AI in critical areas (e.g. safety components, certain public functions) subject to strict requirements on risk management, data, documentation and human oversight.
What is a “limited-risk” AI system under the AI Act?
AI systems with mainly transparency obligations (e.g. chatbots, some generative AI uses where users must know they interact with AI).
What is a “minimal-risk” AI system under the AI Act?
AI systems considered low-risk and largely unregulated (free use) under the AI Act.
What is the Council of Europe AI Convention?
The first binding international treaty on AI that focuses on safeguarding human rights, democracy and the rule of law across the AI lifecycle.
What characterises Big Tech in Surveillance Capitalism?
The extraction and processing of behavioural surplus to predict and influence user behaviour at scale.
What is the shift from Free Culture to Permission Culture (Lessig)?
The move from a culture of broad reuse of creative works to one where long, strong copyright requires prior permission for many uses.
Why is Trafigura often cited in corruption discussions?
Because its bribery cases illustrate corporate liability and the role of large commodity firms in corruption.
What are “vulture funds”?
Investors that buy distressed assets or sovereign debt at deep discounts and seek high returns, raising questions about fairness and regulation.
What are cultural commons?
Shared cultural resources (knowledge, art, code) governed by rules promoting access and reuse rather than pure exclusion.
What are Creative Commons licences?
Standard licences that allow creators to grant certain rights in advance (e.g. reuse, remix) under specified conditions.
What are data/knowledge commons?
Shared data and knowledge infrastructures (e.g. EU data spaces, open science, open government data) governed to enable broad access.
What are global commons?
Resources like climate, oceans or cyberspace that transcend national borders and require cooperative governance and sometimes global funding mechanisms.
What is a Rule of Law State?
A state where public powers are limited by constitution and treaties, with independent courts and respect for fundamental rights.
What is a Brutal State?
A state where electoral victory is seen as granting unlimited power and where the executive attacks courts, media and international norms.

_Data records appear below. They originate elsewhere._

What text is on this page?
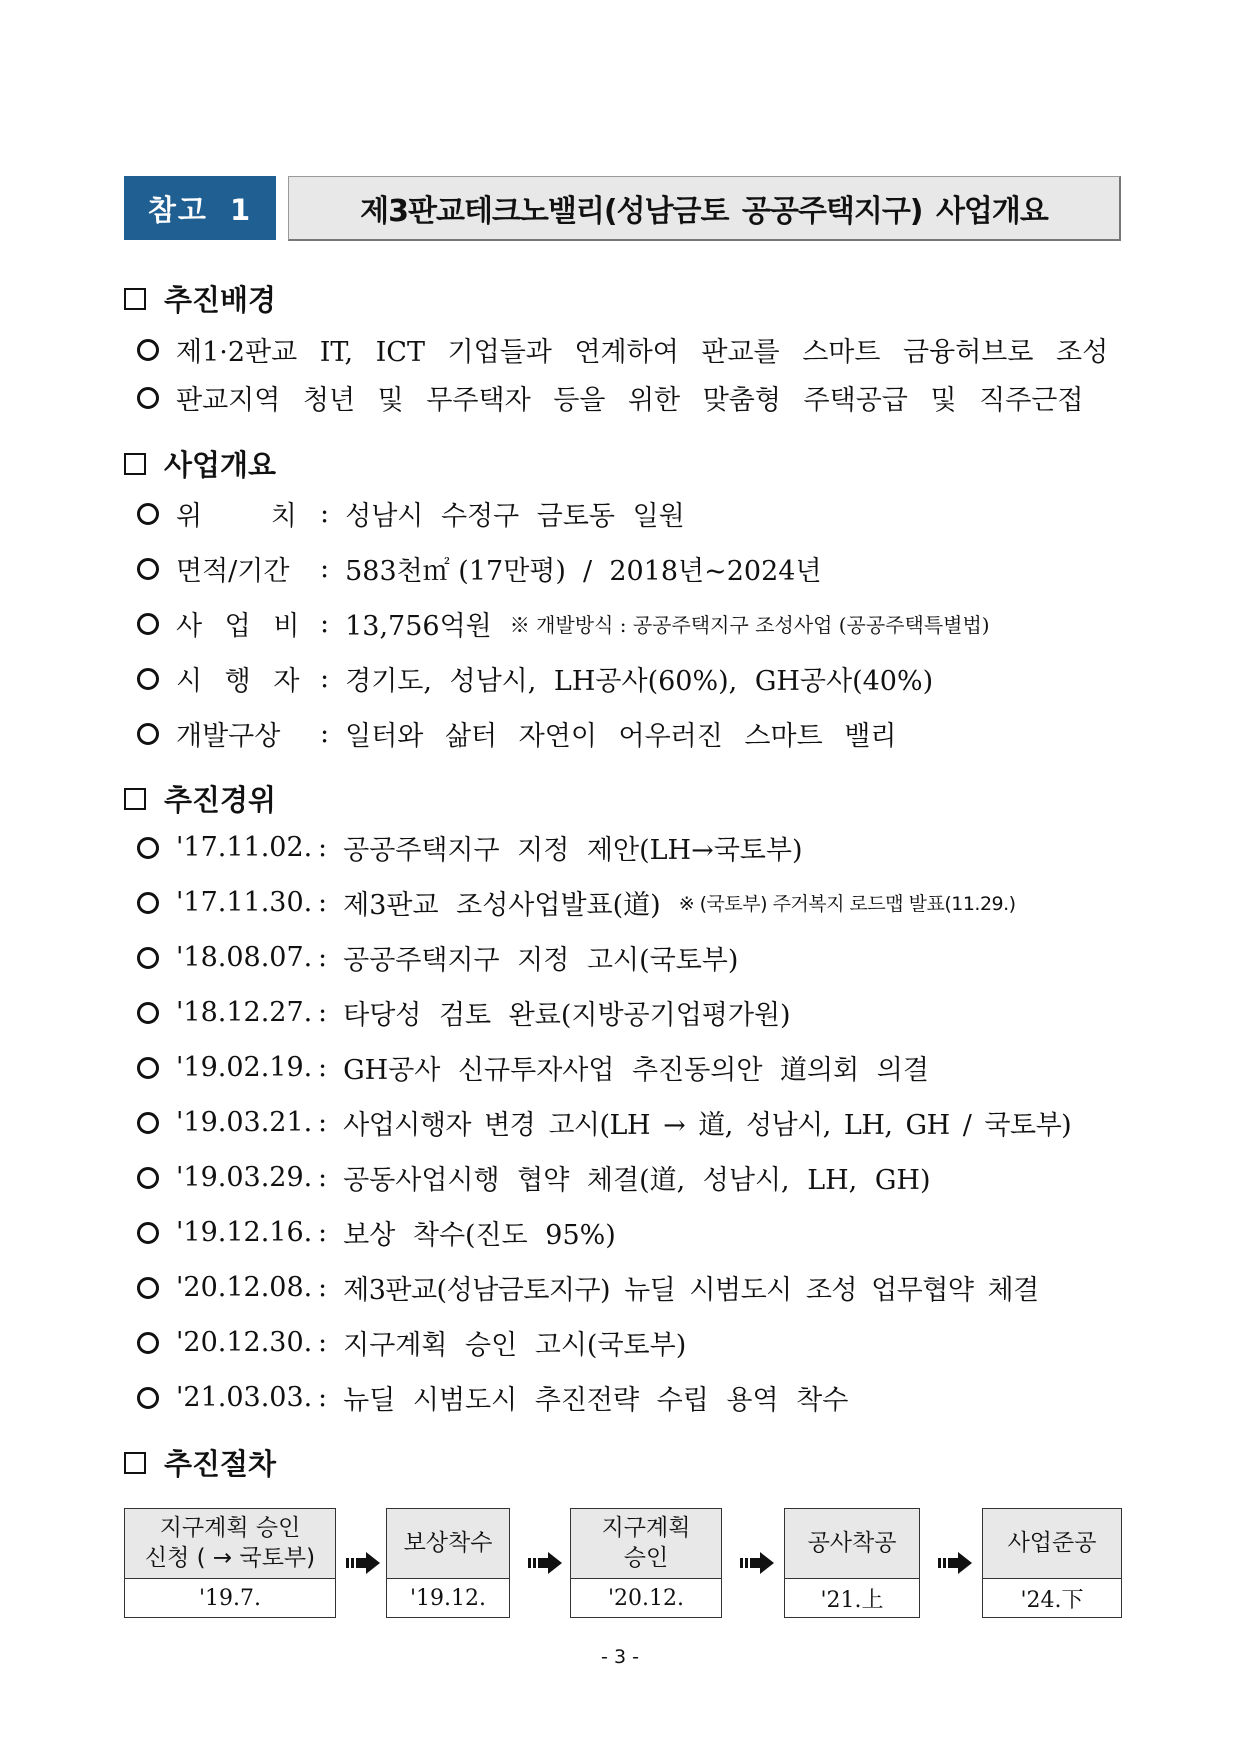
참고 1	제3판교테크노밸리(성남금토 공공주택지구) 사업개요
추진배경
제1·2판교 IT, ICT 기업들과 연계하여 판교를 스마트 금융허브로 조성
판교지역 청년 및 무주택자 등을 위한 맞춤형 주택공급 및 직주근접
사업개요
위        치 : 성남시 수정구 금토동 일원
면적/기간	: 583천㎡ (17만평)  /  2018년~2024년
사 업 비 : 13,756억원 ※ 개발방식 : 공공주택지구 조성사업 (공공주택특별법)
시 행 자 : 경기도, 성남시, LH공사(60%), GH공사(40%)
개발구상	: 일터와 삶터 자연이 어우러진 스마트 밸리
추진경위
'17.11.02. : 공공주택지구 지정 제안(LH→국토부)
'17.11.30. : 제3판교 조성사업발표(道) ※ (국토부) 주거복지 로드맵 발표(11.29.)
'18.08.07. : 공공주택지구 지정 고시(국토부)
'18.12.27. : 타당성 검토 완료(지방공기업평가원)
'19.02.19. : GH공사 신규투자사업 추진동의안 道의회 의결
'19.03.21. : 사업시행자 변경 고시(LH → 道, 성남시, LH, GH / 국토부)
'19.03.29. : 공동사업시행 협약 체결(道, 성남시, LH, GH)
'19.12.16. : 보상 착수(진도 95%)
'20.12.08. : 제3판교(성남금토지구) 뉴딜 시범도시 조성 업무협약 체결
'20.12.30. : 지구계획 승인 고시(국토부)
'21.03.03. : 뉴딜 시범도시 추진전략 수립 용역 착수
추진절차
지구계획 승인
신청 ( → 국토부)
'19.7.
보상착수
'19.12.
지구계획
승인
'20.12.
공사착공
'21.上
사업준공
'24.下
- 3 -
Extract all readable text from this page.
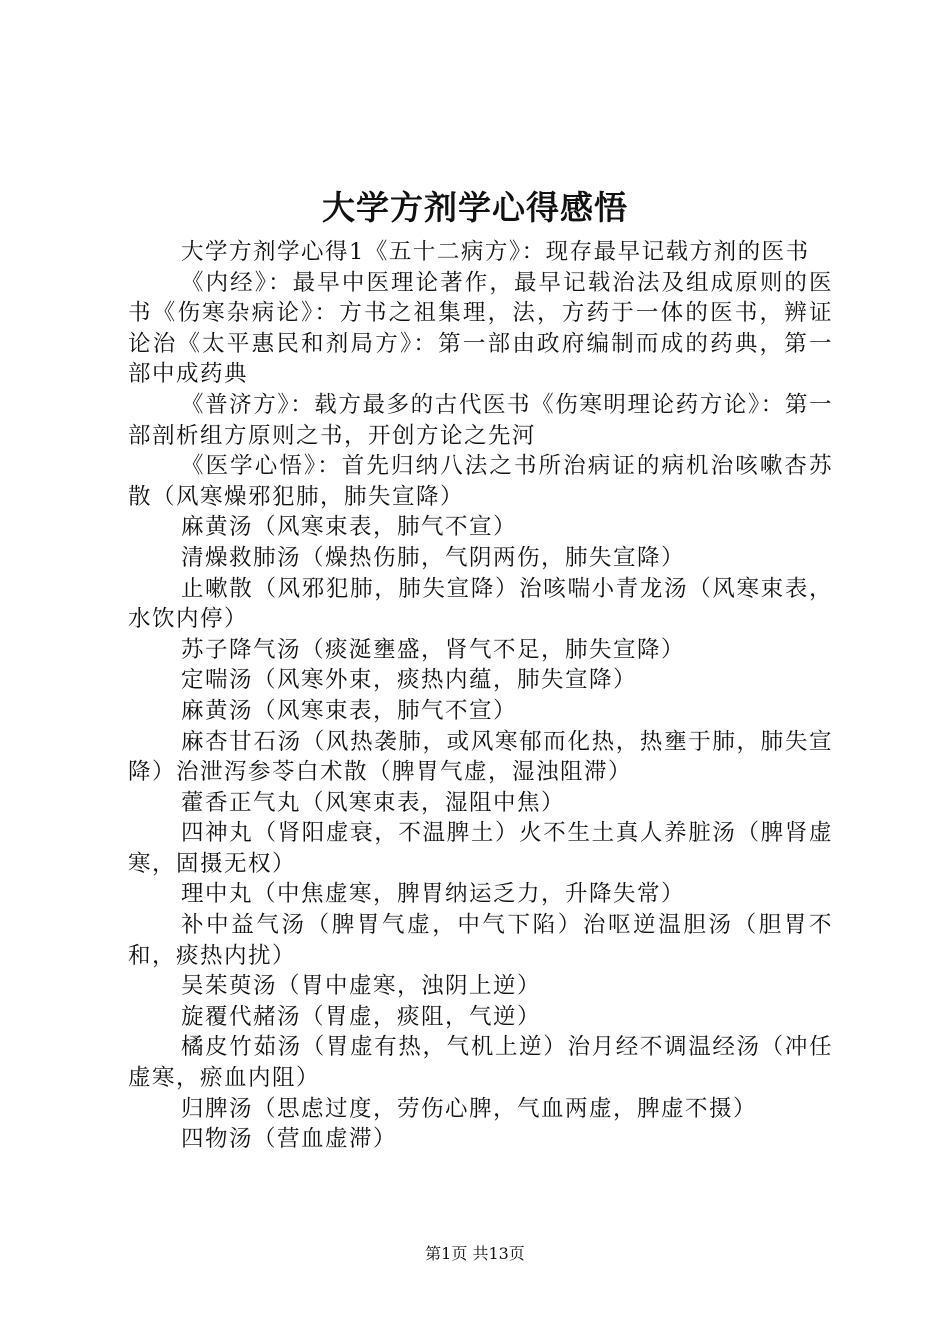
大学方剂学心得感悟

大学方剂学心得1《五十二病方》：现存最早记载方剂的医书

《内经》：最早中医理论著作，最早记载治法及组成原则的医书《伤寒杂病论》：方书之祖集理，法，方药于一体的医书，辨证论治《太平惠民和剂局方》：第一部由政府编制而成的药典，第一部中成药典

《普济方》：载方最多的古代医书《伤寒明理论药方论》：第一部剖析组方原则之书，开创方论之先河

《医学心悟》：首先归纳八法之书所治病证的病机治咳嗽杏苏散（风寒燥邪犯肺，肺失宣降）

麻黄汤（风寒束表，肺气不宣）

清燥救肺汤（燥热伤肺，气阴两伤，肺失宣降）

止嗽散（风邪犯肺，肺失宣降）治咳喘小青龙汤（风寒束表，水饮内停）

苏子降气汤（痰涎壅盛，肾气不足，肺失宣降）

定喘汤（风寒外束，痰热内蕴，肺失宣降）

麻黄汤（风寒束表，肺气不宣）

麻杏甘石汤（风热袭肺，或风寒郁而化热，热壅于肺，肺失宣降）治泄泻参苓白术散（脾胃气虚，湿浊阻滞）

藿香正气丸（风寒束表，湿阻中焦）

四神丸（肾阳虚衰，不温脾土）火不生土真人养脏汤（脾肾虚寒，固摄无权）

理中丸（中焦虚寒，脾胃纳运乏力，升降失常）

补中益气汤（脾胃气虚，中气下陷）治呕逆温胆汤（胆胃不和，痰热内扰）

吴茱萸汤（胃中虚寒，浊阴上逆）

旋覆代赭汤（胃虚，痰阻，气逆）

橘皮竹茹汤（胃虚有热，气机上逆）治月经不调温经汤（冲任虚寒，瘀血内阻）

归脾汤（思虑过度，劳伤心脾，气血两虚，脾虚不摄）

四物汤（营血虚滞）

第1页 共13页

What is Rémy Heitz’s idea of the moral contract?
The notion that rule of law is grounded in a moral contract among executive, legislature and judiciary to obey higher legal rules.
What is Christophe Soulard’s view of judicial legitimacy?
That courts derive legitimacy from reasoned decisions, prudence and open debate, not from election, making courts places of social appeasement.
How does rule of law support capitalism?
By providing predictable, impartial enforcement that supports investment and long-term contracts.
What is the problem with chaotic or selective enforcement?
It increases uncertainty, undermines trust and discourages investment and economic activity.
What is substantive legal analysis (Farjat)?
A method that looks beyond formal text to real effects, asking who benefits and how a rule works in practice.
What is “material law” (Farjat)?
The effective law as actually applied and experienced in reality, as opposed to law on the books.
Which concepts are linked to Jean-Jacques Rousseau?
Rule of Law State and Brutal State.
Which concept is linked to Rémy Heitz?
Moral contract behind the rule of law.
Which concept is linked to Christophe Soulard?
Judicial legitimacy based on reasoning and prudence; courts as places of appeasement.
Which concepts are linked to Katharina Pistor?
Code of Capital and the legal construction of intangibles enabling tax gaps.
Which concepts are linked to Shoshana Zuboff?
Surveillance Capitalism, behavioural surplus, behavioural futures, instrumentarian power.
Which concepts are linked to Enrico Letta?
Letta Report / Competitiveness Compass on the Single Market and SMEs.
Which concepts are linked to Lawrence Lessig?
Free Culture, Permission Culture, Cultural Commons, Creative Commons licences.
Which concept is linked to Joel Mokyr?
Creative destruction.
Which concepts are linked to Philippe Aghion & Peter Howitt?
Theory of creative destruction and innovation-driven growth.
Which concepts are linked to Georges Farjat?
Substantive legal analysis and material law.